Annem ve babam karşımdaydı, evet mutlu olmuştum. Daha da mutlu olabilirdim ama hemen arkamda Ciho olmasaydı.

"Hoş geldiniz..." dedim hafifçe gülerek. Babam elindeki valizi kenara koyarak beni hemen kendine çekti ve sarıldı.

"Canın kızım, canım." dedi sakince. Duygulanarak kollarımı babama doladım ama kalbim çok hızlıydı. Cihangir'i gördükleri zamanki tepkilerini kestiremiyordum.

Babamdan ayrılınca anneme yaklaştım ve ona da sarıldım. Elimden geldiğince onları oyalamaya çalışıyordum.

Ulan Ciho, umarım ultra askerlik yeteneğini kullanıp çoktan camdan kaçmışsındır yoksa yeni kavuşmuşken ayvayı yedik.

"Kızım, artık içeri geçebilir miyiz?" dedi annem sarılı şekilde durmamızın ikinci dakikasında. Hemen geri çekildim.

"Tabi, gelin." dedim yutkunarak. "Valizleri alayım ben."

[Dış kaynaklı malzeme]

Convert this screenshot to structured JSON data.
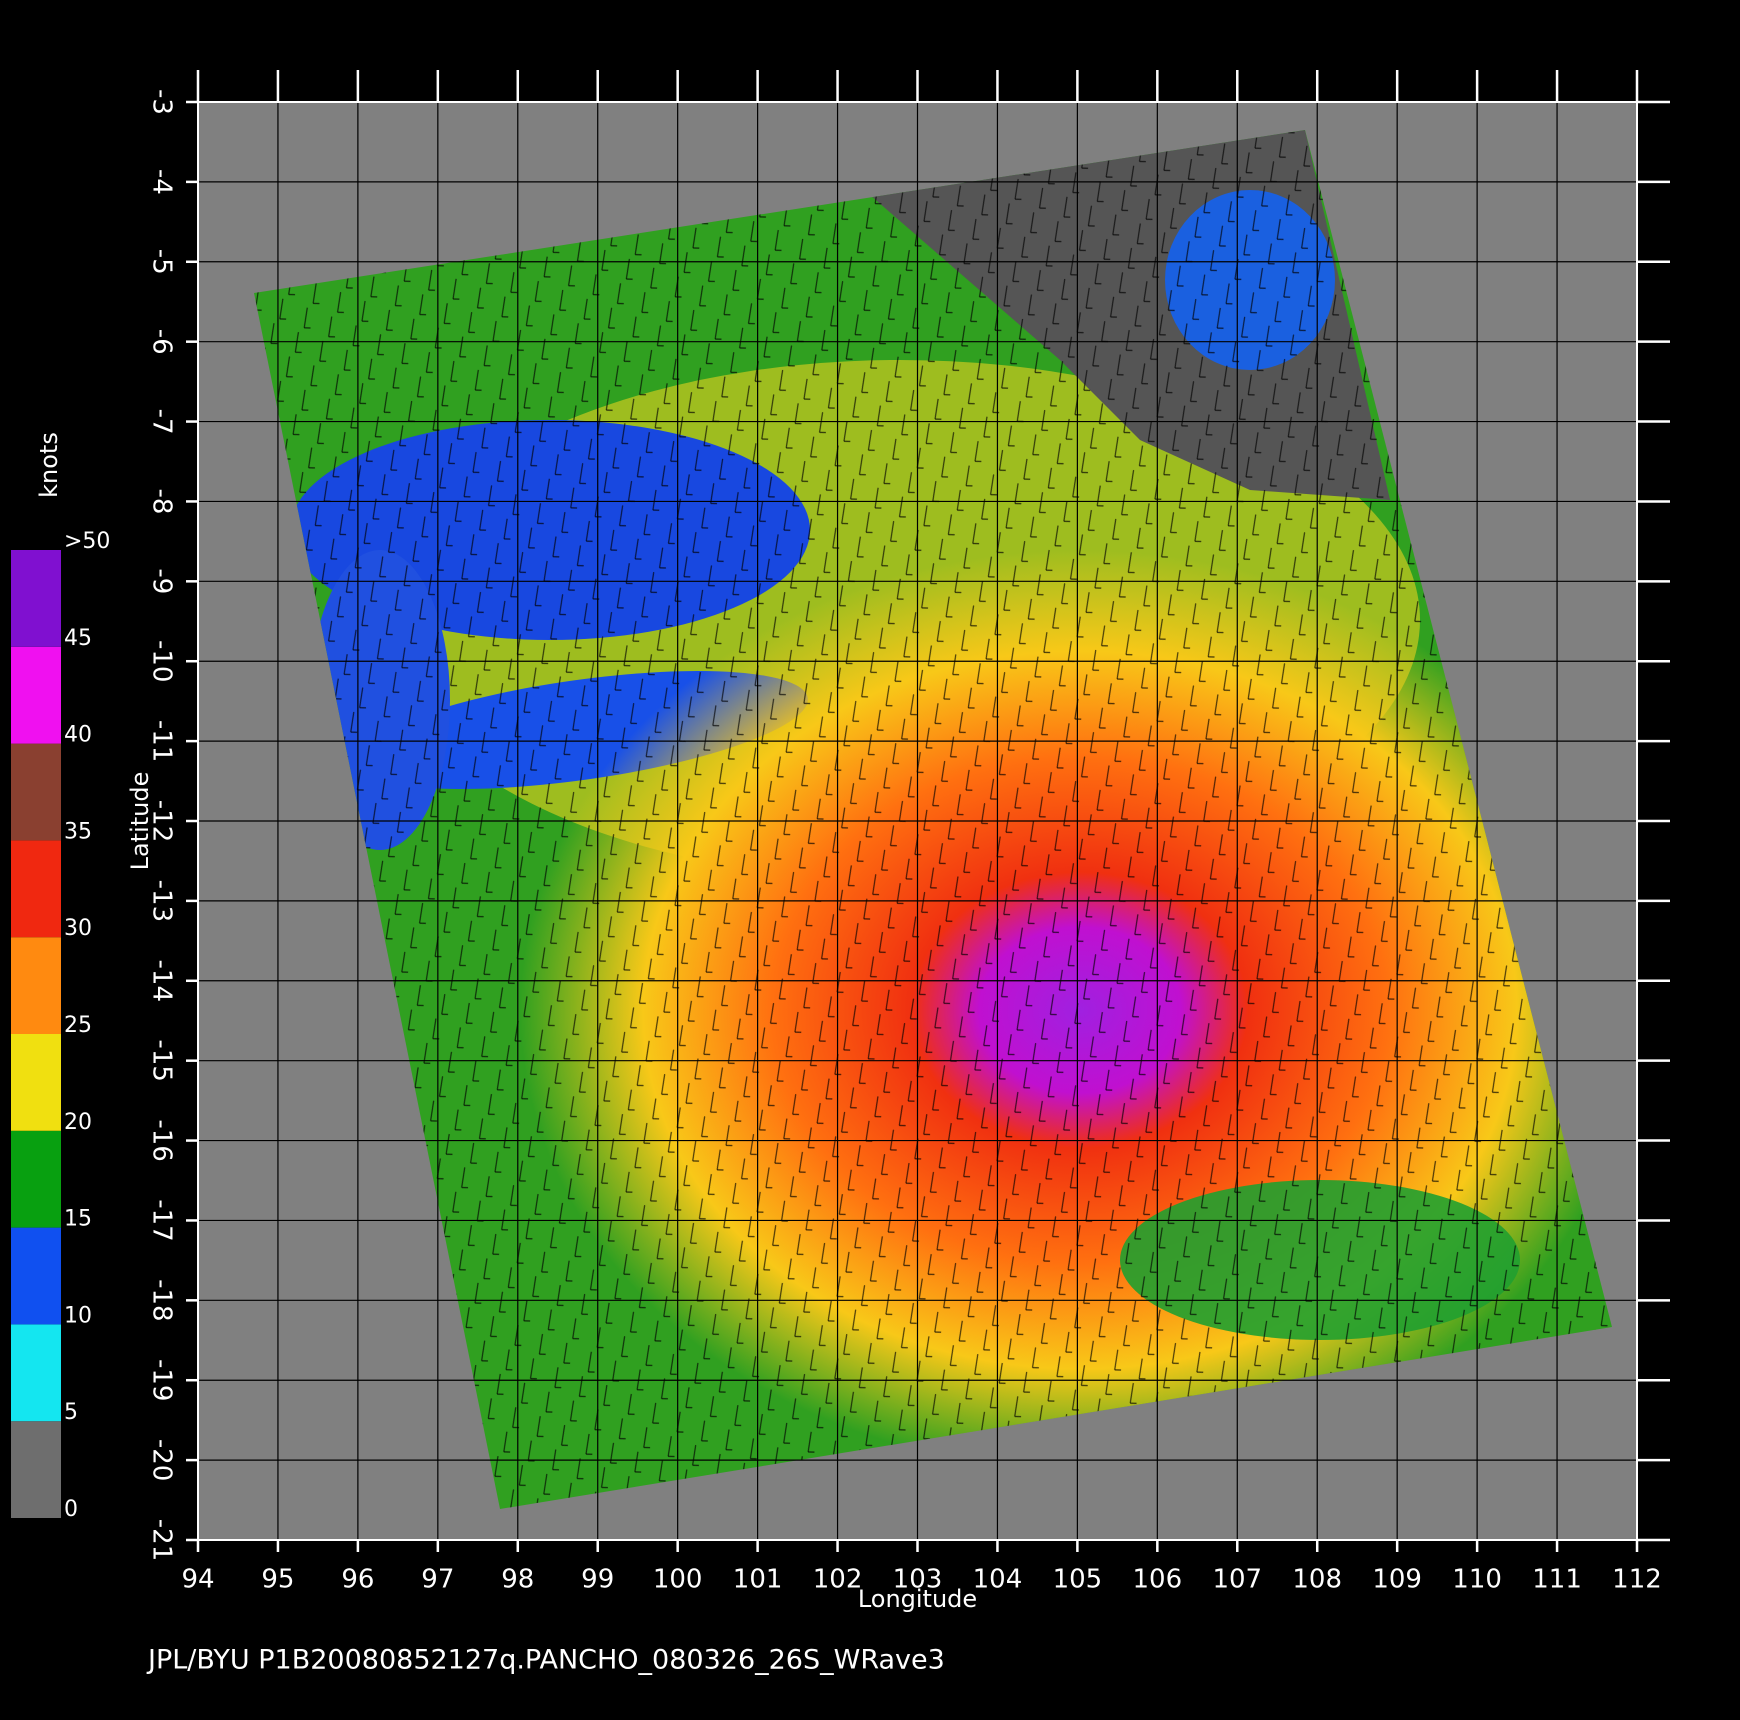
{
  "map": {
    "x_axis": {
      "label": "Longitude",
      "lim": [
        94,
        112
      ],
      "ticks": [
        94,
        95,
        96,
        97,
        98,
        99,
        100,
        101,
        102,
        103,
        104,
        105,
        106,
        107,
        108,
        109,
        110,
        111,
        112
      ]
    },
    "y_axis": {
      "label": "Latitude",
      "lim": [
        -21,
        -3
      ],
      "ticks": [
        -3,
        -4,
        -5,
        -6,
        -7,
        -8,
        -9,
        -10,
        -11,
        -12,
        -13,
        -14,
        -15,
        -16,
        -17,
        -18,
        -19,
        -20,
        -21
      ]
    },
    "colorbar": {
      "label": "knots",
      "ticks": [
        0,
        5,
        10,
        15,
        20,
        25,
        30,
        35,
        40,
        45,
        {
          "value": 50,
          "label": ">50"
        }
      ],
      "colors": [
        "#6e6e6e",
        "#14e6f0",
        "#1050f0",
        "#08a010",
        "#f0e010",
        "#ff8a10",
        "#f02810",
        "#8a4030",
        "#f010f0",
        "#8010d0"
      ]
    },
    "footer": "JPL/BYU  P1B20080852127q.PANCHO_080326_26S_WRave3"
  }
}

Sonra annemler içeri geçti ve ben de dua ede ede valizlerle beraber onları takip ettim.

Fakat hiçbir duam tutmadı çünkü Cihangir salonun ortasında duruyordu.

Zeliha'yı nasıl bilirdiniz?

"Zeliha," dedi babam Cihangir'i gerici bir yavaşlıkla süzerken. Arkamı dönüp kaçmamak için kendimi zor tutuyordum. "Bu saatte evinde neden devasa bir adam olduğunu bana açıklayabilir misin kızım?"

"Baba..." dedim sakince ve vazo kırmış suçlu bir çocuk gibi İmhacı'mın yanına ilerledim. "Bu Cihangir."

"Kim olduğunu sormuyorum Zeliha," dedi babam. "Bu saate ne işi var senin evinde kızım?"

Sıkıntıyla parmaklarımla oynadım. En sonunda, "Süt!" dedim bir anda. "Süt içiyorduk baba."

Çevir kazı yanmasın Zeliha.

Hayır yani hadi sen tamam da, yanındaki şu kule gibi adamın içtiğine nasıl inansınlar?

Babam tek kaşını havaya kaldırdı. Yardım etmesi için anneme baktım ama annemin dudakları hafifçe kıvrılmıştı. Anlamıştı tabi karşısındakinin ona anlattığım damadı olduğunu.

Babam bize bakmayı sürdürürken başımı eğdim ve çaktırmadan konuştum. "Sen delirdin mi?" dedim endişeyle. "Girseydin ya bir dolaba ya  da yatağın altına."

Aynı şekilde konuştu. "Zeliha nasıl sığsaydım oralara?"

"Camdan atlasaydın!"

"Güzelim camında koruyucu parmaklık vardı."

Gözlerimi yumdum. Sen şimdi boku yemedin mi Zeliha?

"Baba," dedim yeniden. "Bu şekilde tanışmanızı istemezdim ama oldu işte. Cihangir benim erkek arkadaşım."

Allah'ım sen koru, Allah'ım sen koru, Allah'ım sen koru...

"Erkek arkadaşın?" dedi babam başını sallayarak. Sonra ilerledi ve tam da Bombacı'nın önünde durdu. Babam kollarını arkasında bağlamışken ikisi arasındaki boy farkı beni neredeyse güldürecekti çünkü babam çok minyon bir adamdı, Cihangir ise dediği gibi devasa.

"Demek kızımın erkek arkadaşısın?" dedi sakince.

Cihangir yutkundu ama yine de telaşsız bir ses tonuyla, "Evet, efendim." dedi.